Trim in a quiet area
Trimming in a quiet area will allow your kitten to relax and remain calm. Avoid areas near the window to make sure she can't be distracted. It is best to trim when your kitten is sleepy or full after a meal. You should sit your kitten in your lap facing away from you when it's time to trim.
Acclimate to paw touching
Cats don't like their paws touched, so it's important to ease into it and train your kitten early. Get your kitten used to paw touching by massaging her paws lightly. Press the toe lightly so the claw pops out and immediately reward with a treat. If your kitten pulls away, stop. Take baby steps so your kitten doesn't learn to fear the nail clipper.
Get used to the clipper
The sound of the clipping claw may startle your kitten. Massage your kitten's paw and extend her claw. Before you clip her claw, clip a piece of uncooked spaghetti instead. Reward your kitten with a treat. This will teach her that a calm behavior around the clipper receives a yummy reward.
Be aware of the quick
The quick of the claw contains nerves and blood vessels. This is the light pink part that you see inside the claw. If you clip the quick, it will bleed, and it's very painful for your cat. Always trim the white part of the claw only.

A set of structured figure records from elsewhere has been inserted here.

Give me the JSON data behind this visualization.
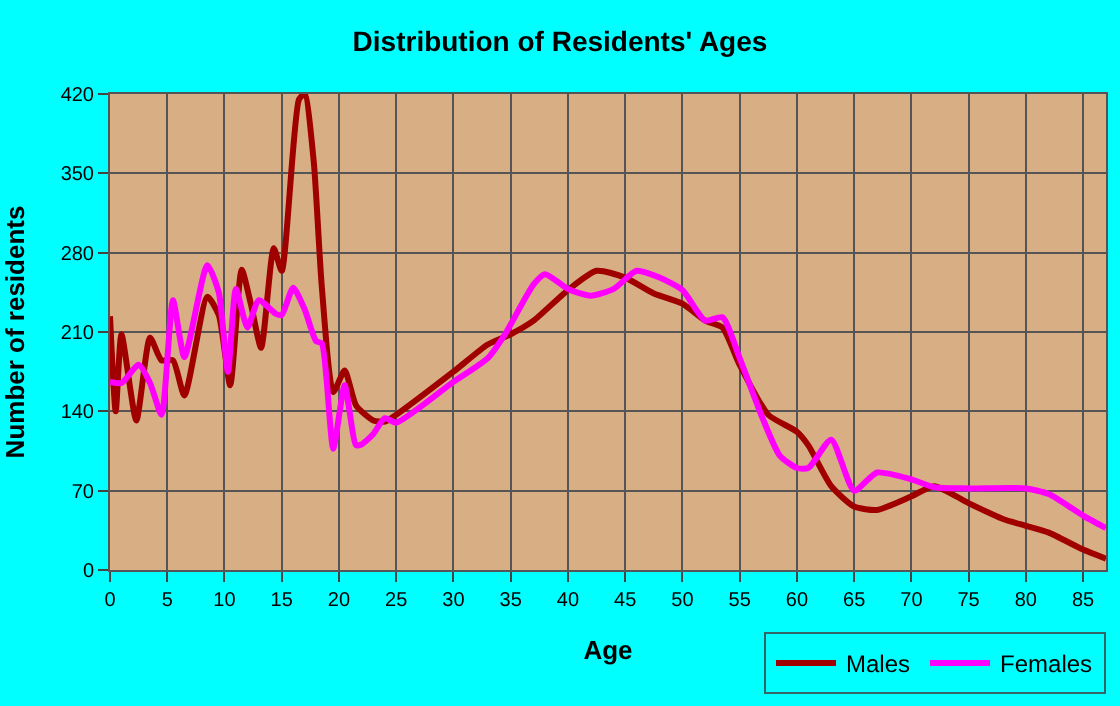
{
  "chart_data": {
    "type": "line",
    "title": "Distribution of Residents' Ages",
    "xlabel": "Age",
    "ylabel": "Number of residents",
    "xlim": [
      0,
      87
    ],
    "xticks": [
      0,
      5,
      10,
      15,
      20,
      25,
      30,
      35,
      40,
      45,
      50,
      55,
      60,
      65,
      70,
      75,
      80,
      85
    ],
    "ylim": [
      0,
      420
    ],
    "yticks": [
      0,
      70,
      140,
      210,
      280,
      350,
      420
    ],
    "grid": true,
    "legend": "bottom right",
    "marker": "none",
    "line_style": "solid",
    "series": [
      {
        "name": "Males",
        "color": "#a00000",
        "x": [
          0,
          0.5,
          1,
          2.3,
          3.5,
          4.5,
          5.5,
          6.5,
          8.5,
          9.5,
          10.5,
          11.5,
          12.3,
          13.2,
          14.3,
          15,
          16.5,
          17,
          17.8,
          18.5,
          19.5,
          20.5,
          21.5,
          23,
          24,
          25,
          30,
          33,
          35,
          37,
          40,
          42.5,
          45,
          47.5,
          50,
          52,
          53.5,
          55,
          57.5,
          60,
          61,
          63,
          65,
          67,
          70,
          72,
          75,
          78,
          80,
          82,
          85,
          87
        ],
        "values": [
          224,
          140,
          208,
          132,
          205,
          185,
          185,
          154,
          241,
          225,
          163,
          265,
          235,
          196,
          284,
          264,
          415,
          420,
          360,
          250,
          157,
          176,
          145,
          132,
          131,
          137,
          175,
          199,
          208,
          220,
          247,
          264,
          258,
          244,
          235,
          220,
          214,
          181,
          137,
          122,
          110,
          74,
          56,
          53,
          65,
          74,
          59,
          45,
          39,
          33,
          18,
          10
        ]
      },
      {
        "name": "Females",
        "color": "#ff00ff",
        "x": [
          0,
          1,
          2.5,
          3.5,
          4.5,
          5.5,
          6.5,
          8.5,
          9.5,
          10.3,
          11,
          12,
          13,
          14.5,
          15,
          16,
          17,
          18,
          18.5,
          19.5,
          20.5,
          21.5,
          22,
          23,
          24,
          25,
          30,
          33,
          34.5,
          37,
          38,
          40,
          42,
          44,
          46,
          48,
          50,
          52,
          53.5,
          55,
          57,
          58.5,
          60,
          61,
          63,
          65,
          67,
          70,
          72,
          75,
          80,
          82,
          85,
          87
        ],
        "values": [
          166,
          165,
          181,
          165,
          137,
          238,
          188,
          269,
          245,
          175,
          248,
          214,
          238,
          226,
          225,
          249,
          230,
          202,
          200,
          107,
          163,
          110,
          111,
          120,
          134,
          130,
          166,
          187,
          208,
          252,
          261,
          248,
          242,
          248,
          264,
          258,
          247,
          220,
          223,
          187,
          134,
          101,
          90,
          90,
          115,
          70,
          86,
          80,
          73,
          72,
          72,
          67,
          48,
          37
        ]
      }
    ]
  }
}
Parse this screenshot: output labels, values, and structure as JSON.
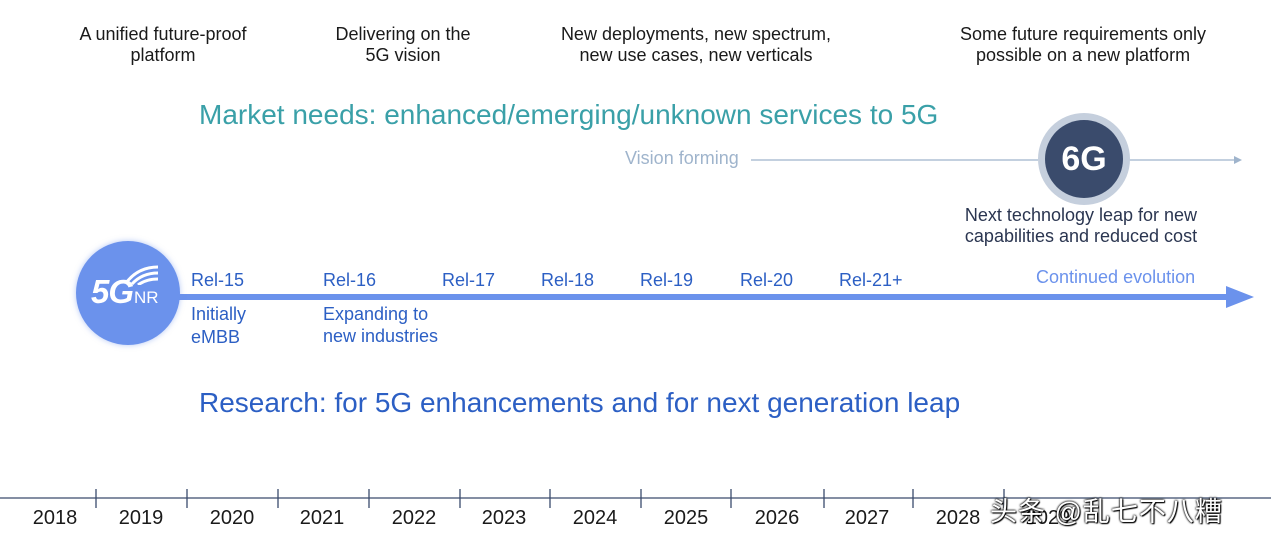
{
  "top_columns": [
    {
      "lines": [
        "A unified future-proof",
        "platform"
      ]
    },
    {
      "lines": [
        "Delivering on the",
        "5G vision"
      ]
    },
    {
      "lines": [
        "New deployments, new spectrum,",
        "new use cases, new verticals"
      ]
    },
    {
      "lines": [
        "Some future requirements only",
        "possible on a new platform"
      ]
    }
  ],
  "market_needs": "Market needs: enhanced/emerging/unknown services to 5G",
  "vision_forming": "Vision forming",
  "sixg": {
    "label": "6G",
    "description": [
      "Next technology leap for new",
      "capabilities and reduced cost"
    ]
  },
  "fiveg_logo": {
    "main": "5G",
    "suffix": "NR"
  },
  "releases": [
    "Rel-15",
    "Rel-16",
    "Rel-17",
    "Rel-18",
    "Rel-19",
    "Rel-20",
    "Rel-21+"
  ],
  "release_notes": [
    [
      "Initially",
      "eMBB"
    ],
    [
      "Expanding to",
      "new industries"
    ]
  ],
  "continued_evolution": "Continued evolution",
  "research": "Research: for 5G enhancements and for next generation leap",
  "years": [
    "2018",
    "2019",
    "2020",
    "2021",
    "2022",
    "2023",
    "2024",
    "2025",
    "2026",
    "2027",
    "2028",
    "2029"
  ],
  "watermark": "头条 @乱七不八糟",
  "colors": {
    "teal": "#3aa0a8",
    "blue": "#2c5fc4",
    "light_blue": "#6b92ec",
    "six_g_dark": "#3a4b6c",
    "vision_gray": "#9fb4cc"
  }
}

Final Thoughts on How to Stop a Kitten From Biting
If kitten biting problems persist, you should get advice from your veterinarian. Cats are masters at hiding pain because a sign of weakness makes them an easy target for predators. Some health disorders can affect behavior.

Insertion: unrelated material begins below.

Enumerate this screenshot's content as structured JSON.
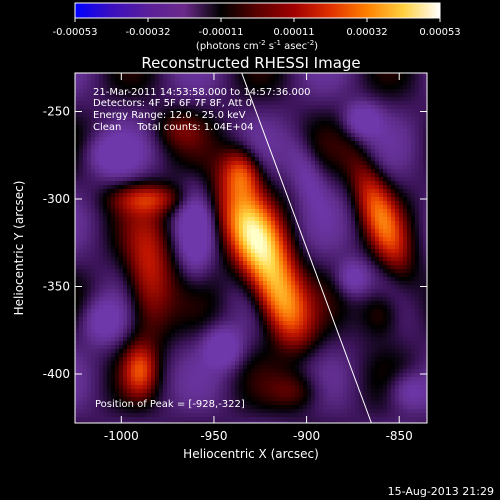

If your kitten gets a clean bill of health, then his aggressive biting is behavioral. Try to find out what the triggers are to avoid this aggressive behavior. Is it play aggression or petting related? Some cats get overstimulated during play or petting, and it's helpful to know the trigger to avoid unwanted biting.
Always make sure to provide your kitten with proper exercise and playtime using interactive toys that assist in kitten biting training. These interactive toys allow your kitten to have the hunting experience indoors. Use a bunch of different toys on rotation to keep playtime fresh.
Enrichment and mental stimulation are crucial for indoor cats and kittens. Both can help prevent boredom, behavioral issues, and stress.
Never punish your kitten for biting. Punishment will only teach your kitten to fear you, and it can worsen aggressive behavior. Provide plenty of places to scratch, and trim your kitten's nails regularly. We need to encourage natural instincts so our kittens live a happy life indoors.